A previous study showed that GMB MGMT methylation may be more prevalent in the elderly [47]. Our results show that although patient age was selected as a predictive univariable, it was abandoned by the all-relevant selection algorithm. From Table 5 we can observe that in the validation cohort combing age with univariately-predictive image features resulted in a slight performance degradation (AUC=0.75, accuracy=68 %) compared with using univariately-predictive image features alone (AUC=0.76, accuracy=70 %). All the radiomics and combined models outperformed the model built with clinical factors alone. Our results highlight the value of the radiomics feature rather than the clinical factor in methylation prediction. When the patients were stratified by age, sex and KPS, the six-feature model outperformed the eight-feature model in all subgroups with significantly better AUCs.

Table 5 A performance summary of the radiomics models, combined models and clinical model

The clinical relevance of this multicentre study lies in the advancement of the radiomics-based non-invasive pretreatment prediction of GBM MGMT methylation, and in the extension of existing knowledge by the all-relevant multiregional and multiparametric MRI features that may serve as putative imaging-genomics biomarker [48]. However, this study still had several limitations. First, only four standard-of-care MR modalities were used. Previous studies have suggested that DTI and dynamic contrast-enhanced (DCE) images are promising in predicting MGMT methylation. Our model may be potentially improved by incorporating these new images. Second, although reasonable accuracy of 80 % and AUC of 0.88 had been achieved on an independent validation cohort, we need to be cautious about direct use to aid clinical decision making. Notwithstanding the virtue of pretreatment non-invasive detection, currently the biopsy-based assessment may still outperform the prediction accuracy of our model. More efforts should be made to improve the prediction performance. Thirdly, although this study was based on multicentre cohorts, larger data sets from more institutes should be involved to demonstrate the potential clinical utility of our model.

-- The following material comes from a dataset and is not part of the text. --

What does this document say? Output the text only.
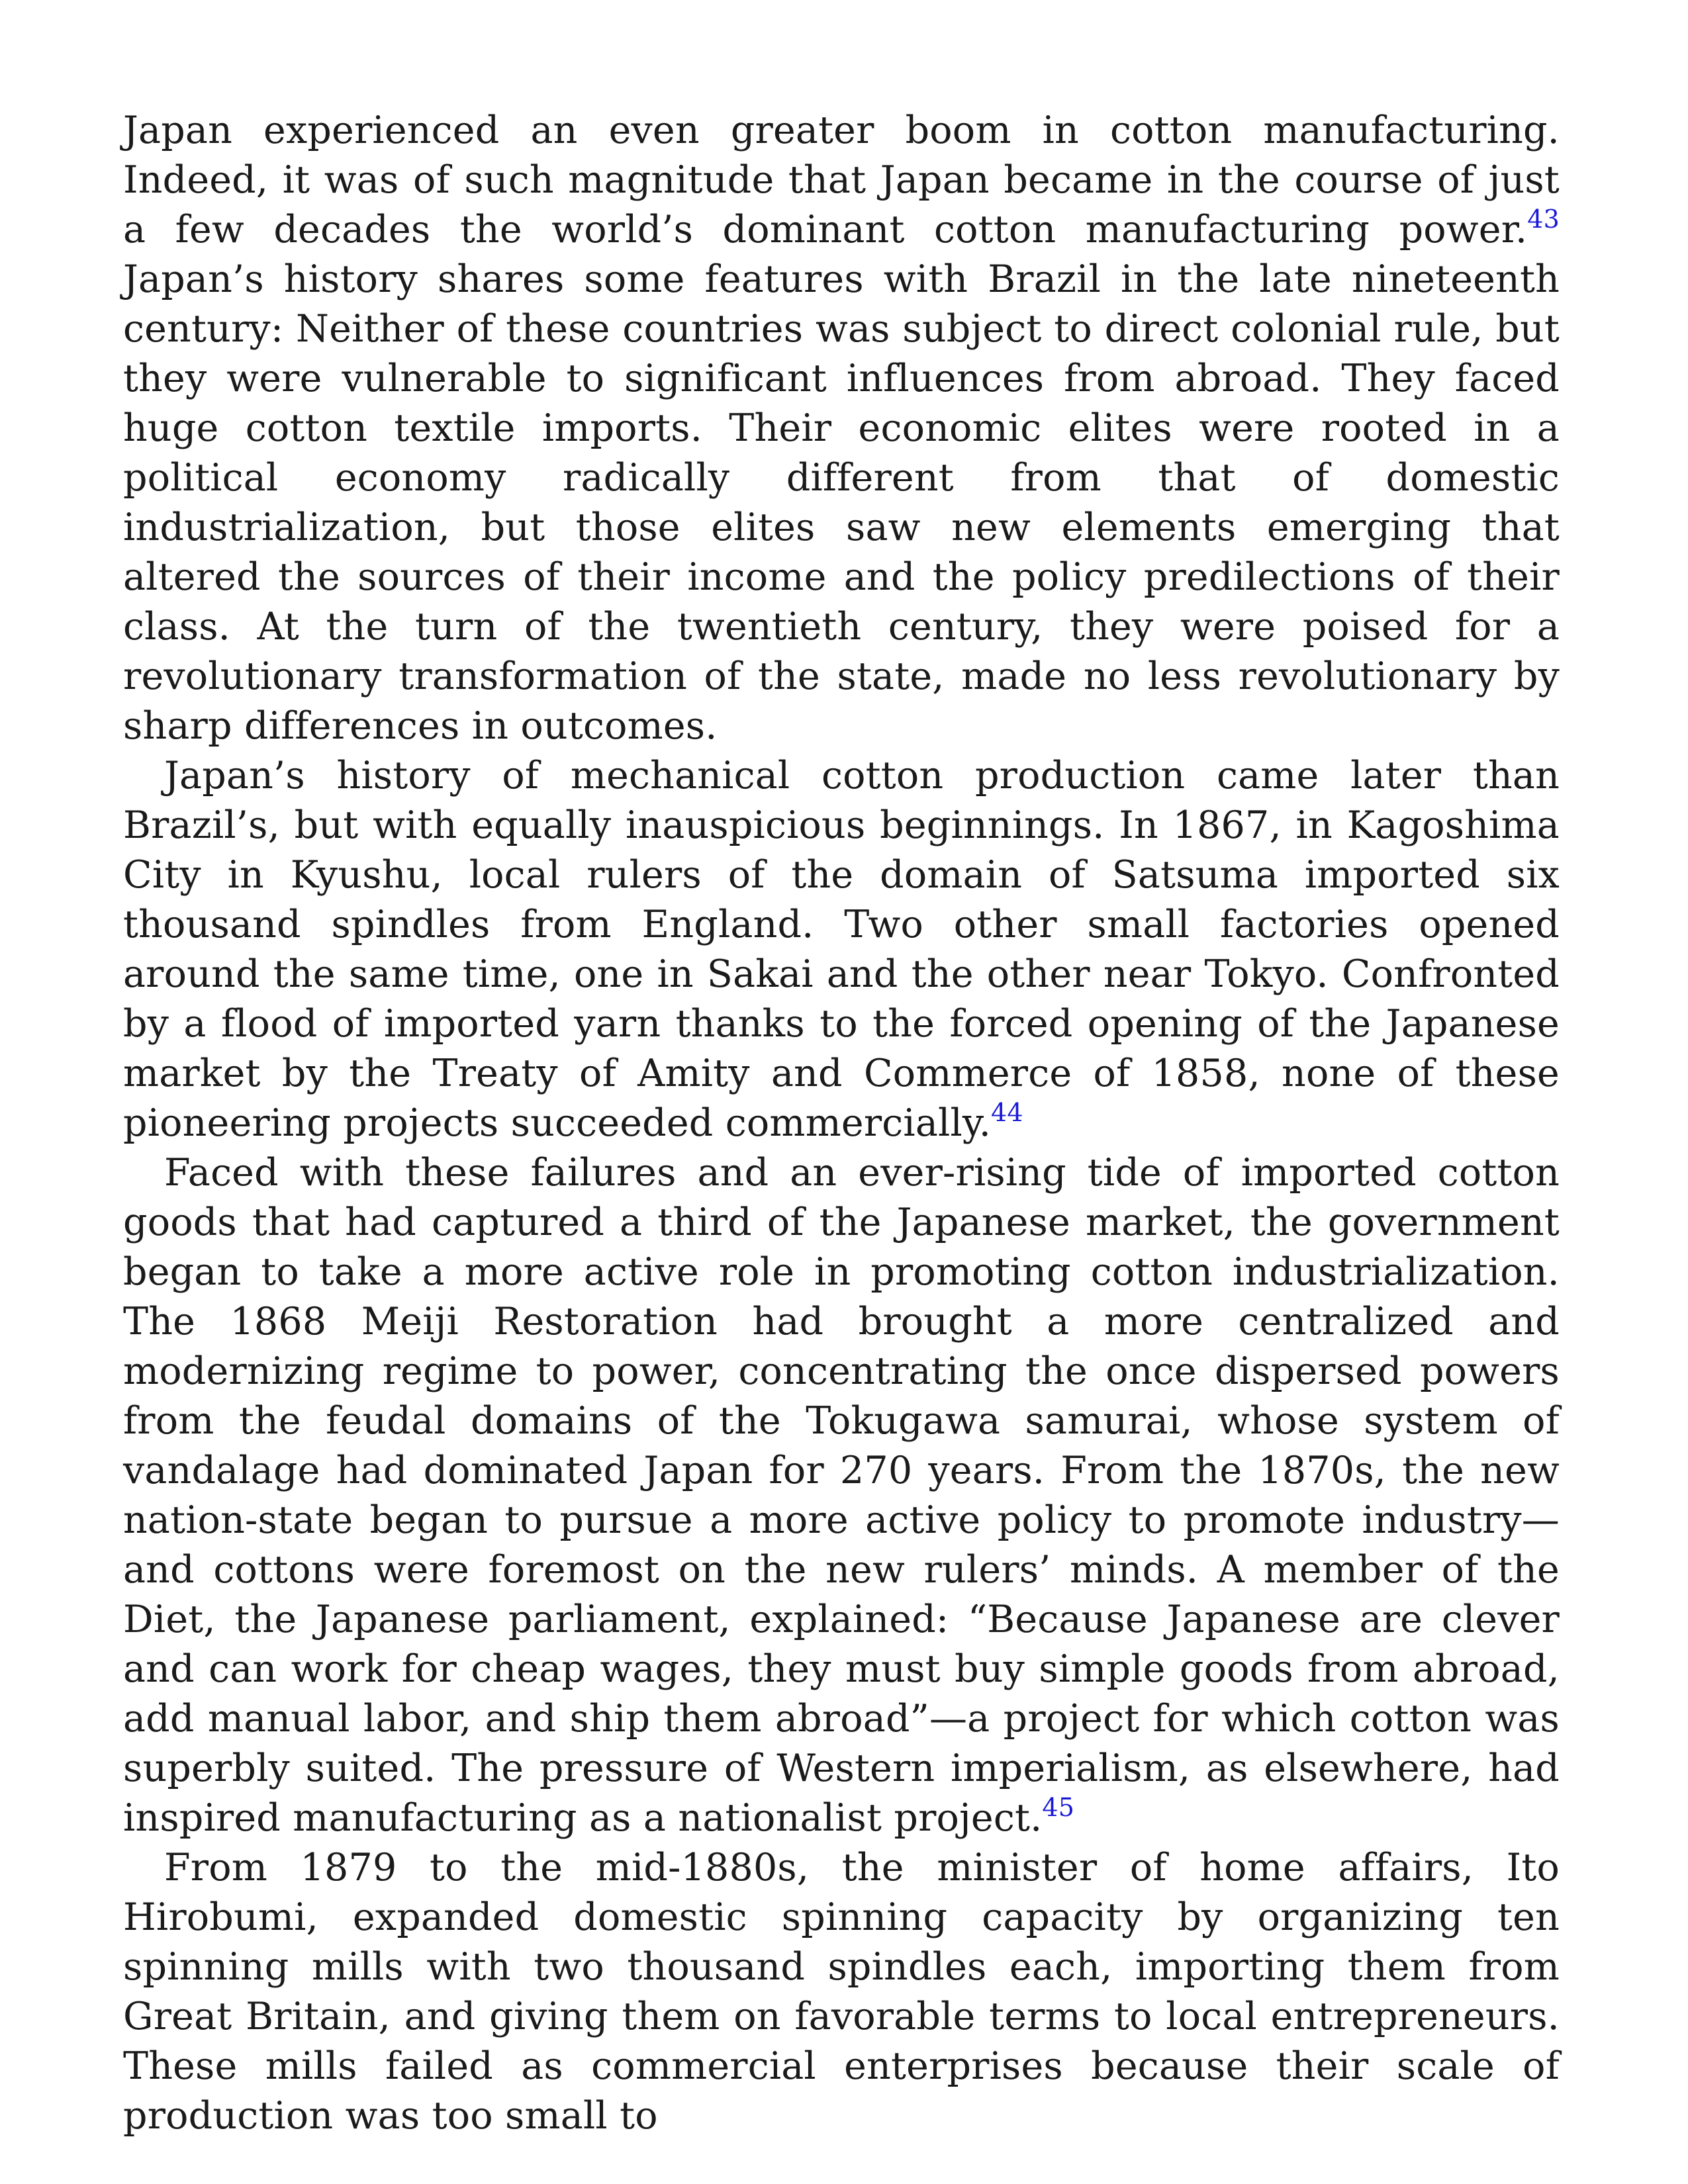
Japan experienced an even greater boom in cotton manufacturing. Indeed, it was of such magnitude that Japan became in the course of just a few decades the world’s dominant cotton manufacturing power.$^{43}$ Japan’s history shares some features with Brazil in the late nineteenth century: Neither of these countries was subject to direct colonial rule, but they were vulnerable to significant influences from abroad. They faced huge cotton textile imports. Their economic elites were rooted in a political economy radically different from that of domestic industrialization, but those elites saw new elements emerging that altered the sources of their income and the policy predilections of their class. At the turn of the twentieth century, they were poised for a revolutionary transformation of the state, made no less revolutionary by sharp differences in outcomes.

Japan’s history of mechanical cotton production came later than Brazil’s, but with equally inauspicious beginnings. In 1867, in Kagoshima City in Kyushu, local rulers of the domain of Satsuma imported six thousand spindles from England. Two other small factories opened around the same time, one in Sakai and the other near Tokyo. Confronted by a flood of imported yarn thanks to the forced opening of the Japanese market by the Treaty of Amity and Commerce of 1858, none of these pioneering projects succeeded commercially.$^{44}$

Faced with these failures and an ever-rising tide of imported cotton goods that had captured a third of the Japanese market, the government began to take a more active role in promoting cotton industrialization. The 1868 Meiji Restoration had brought a more centralized and modernizing regime to power, concentrating the once dispersed powers from the feudal domains of the Tokugawa samurai, whose system of vandalage had dominated Japan for 270 years. From the 1870s, the new nation-state began to pursue a more active policy to promote industry—and cottons were foremost on the new rulers’ minds. A member of the Diet, the Japanese parliament, explained: “Because Japanese are clever and can work for cheap wages, they must buy simple goods from abroad, add manual labor, and ship them abroad”—a project for which cotton was superbly suited. The pressure of Western imperialism, as elsewhere, had inspired manufacturing as a nationalist project.$^{45}$

From 1879 to the mid-1880s, the minister of home affairs, Ito Hirobumi, expanded domestic spinning capacity by organizing ten spinning mills with two thousand spindles each, importing them from Great Britain, and giving them on favorable terms to local entrepreneurs. These mills failed as commercial enterprises because their scale of production was too small to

A larger training data set also has great potential to improve the prediction performance of our machine learning-based model.

In conclusion, the presented multiregional and multiparametric MRI radiomics model has the potential to non-invasively detect MGMT promoter methylation status in GBM. The all-relevant features predict MGMG methylation with significantly better performance than the univariately-predictive and non-redundant features. Despite the limitations, the proposed model may serve as a potential imaging biomarker to guide preoperative patient care and make a step forward in radiomics-based precision medicine for GBM patients.